I finally got to try Bushy’s brass cleaning formula consisting of 1 cup of water, 1 cup of white vinegar, 1 tablespoon of salt and 1 tablespoon of dishwashing detergent (I used “Dawn”). He had warned that you shouldn’t leave the cases in the solution for too long as it caused some pink spots on the case and could possibly damage the brass. I was curious about the solution’s effect so I conducted an experiment to see what damage it might do and how long it might take.
I had some cases that had been picked up on the range after considerable exposure to the elements. Some of them actually had “mud dobber” nests built inside them. I had soaked the cases in soapy water to remove the bugs but they had no other cleaning before trying this cleaning solution.
For my test I used ten cases, all from the same manufacturer, and they were treated as follows:
1. Control, nothing done to clean it.
2. Tumbled clean only for three hours, using walnut hull.
3. Soaked for 15 minutes, rinsed with warm water, dried and tumbled for three hours.
4. Soaked for 30 minutes then rinsed with warm water and dried.
5. Soaked for 45 minutes then rinsed with warm water and dried.
6. Soaked for 60 minutes then rinsed with warm water and dried.
7. Soaked for 75 minutes then rinsed with warm water and dried.
8. Soaked for 90 minutes then rinsed with warm water and dried.
9. Soaked for 105 minutes then rinsed with warm water and dried.
10. Soaked for 120 minutes then rinsed with warm water and dried.

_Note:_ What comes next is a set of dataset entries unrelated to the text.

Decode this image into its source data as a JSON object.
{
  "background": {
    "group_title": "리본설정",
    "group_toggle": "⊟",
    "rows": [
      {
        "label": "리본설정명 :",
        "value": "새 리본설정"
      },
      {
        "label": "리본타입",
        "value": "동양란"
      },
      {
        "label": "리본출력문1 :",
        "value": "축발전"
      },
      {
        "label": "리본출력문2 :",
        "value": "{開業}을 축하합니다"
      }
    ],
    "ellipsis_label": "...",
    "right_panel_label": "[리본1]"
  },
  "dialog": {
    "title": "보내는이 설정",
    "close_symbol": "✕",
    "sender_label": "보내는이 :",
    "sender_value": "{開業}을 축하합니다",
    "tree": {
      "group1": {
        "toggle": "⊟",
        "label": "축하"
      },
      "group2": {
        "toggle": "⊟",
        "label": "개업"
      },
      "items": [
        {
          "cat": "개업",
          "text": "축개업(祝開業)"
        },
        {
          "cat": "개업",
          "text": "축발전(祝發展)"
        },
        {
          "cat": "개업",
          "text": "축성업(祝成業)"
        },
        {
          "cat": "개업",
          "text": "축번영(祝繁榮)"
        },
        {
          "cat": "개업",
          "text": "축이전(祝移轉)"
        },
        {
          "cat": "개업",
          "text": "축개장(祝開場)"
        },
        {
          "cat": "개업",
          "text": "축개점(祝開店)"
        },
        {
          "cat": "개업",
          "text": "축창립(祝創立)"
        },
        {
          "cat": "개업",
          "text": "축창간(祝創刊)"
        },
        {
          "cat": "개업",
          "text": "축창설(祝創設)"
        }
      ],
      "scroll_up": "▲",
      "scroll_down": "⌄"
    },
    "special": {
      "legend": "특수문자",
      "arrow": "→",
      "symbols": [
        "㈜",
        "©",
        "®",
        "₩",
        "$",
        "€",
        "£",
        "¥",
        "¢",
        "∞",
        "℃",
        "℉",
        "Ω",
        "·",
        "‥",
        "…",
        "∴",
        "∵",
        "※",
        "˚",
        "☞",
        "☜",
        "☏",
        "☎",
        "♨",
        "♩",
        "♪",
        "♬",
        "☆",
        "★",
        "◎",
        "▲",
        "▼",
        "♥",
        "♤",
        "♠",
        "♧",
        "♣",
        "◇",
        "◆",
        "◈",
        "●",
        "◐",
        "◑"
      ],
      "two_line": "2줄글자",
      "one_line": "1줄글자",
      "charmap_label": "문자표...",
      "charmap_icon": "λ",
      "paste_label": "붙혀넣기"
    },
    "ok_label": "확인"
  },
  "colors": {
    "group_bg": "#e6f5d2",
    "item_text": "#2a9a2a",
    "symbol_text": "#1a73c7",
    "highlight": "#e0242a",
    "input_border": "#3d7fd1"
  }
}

The tumbled-only case did not get clean, but the tarnish was shiny! All of the cases that were soaked looked pretty good but there were still some visible dark spots on them. The case that was soaked and tumbled looked OK. The pink discoloration that was mentioned earlier was visible and increased slightly the longer the case was soaked.
After the cleaning process I wanted to see if the brass had become brittle from the soaking. I lubricated and sized each case in an RCBS sizing die. I used an RCBS expander die to bell the case mouth a little more than I normally would to see if any case mouths split. None did.
Then I got wondering how quickly the solution could work. I did another batch of six cases and used a two minute interval. I found that most of the tarnish was removed in about 2 minutes and it was pretty clean at 4 minutes. The pink color was first seen on the case that was soaked for 6 minutes. The photo shows the un-cleaned “control” case with the cases that were soaked for 2, 4, 6, 8,10 and 12 minutes.
About this time I thought “what the heck” and soaked a case for 24 hours. It looked bleached out and was definitely harder to size! The photos below show how etched the surface was. Notice how pink the base got. However it didn’t split in the sizing/expanding test.
A final test would be to load and shoot the cases to check for splitting but I really didn’t have the time for that.
One big concern I have is that, with cases that have not been deprimed, some of the solution could get trapped in the primer pocket and do some damage if left there very long.
Normally I don’t pick up used brass at the range unless I know that it is “once fired” factory stuff. Otherwise I don’t really know how often the cases have been used or how hot the loads may have been. However even the cases I have stashed can get tarnished over time. Normally that doesn’t bother me too much as long as I don’t see any pitting.
Based on this experiment I think I would use this solution in the following manner: deprime the cases with a universal deprimer, soak for about 5 minutes, rinse well with hot water, dry thoroughly then tumble as usual.
This wasn’t a very scientific test but hopefully you can get something useful out of it. I had fun messing with it and playing with the camera’s macro features!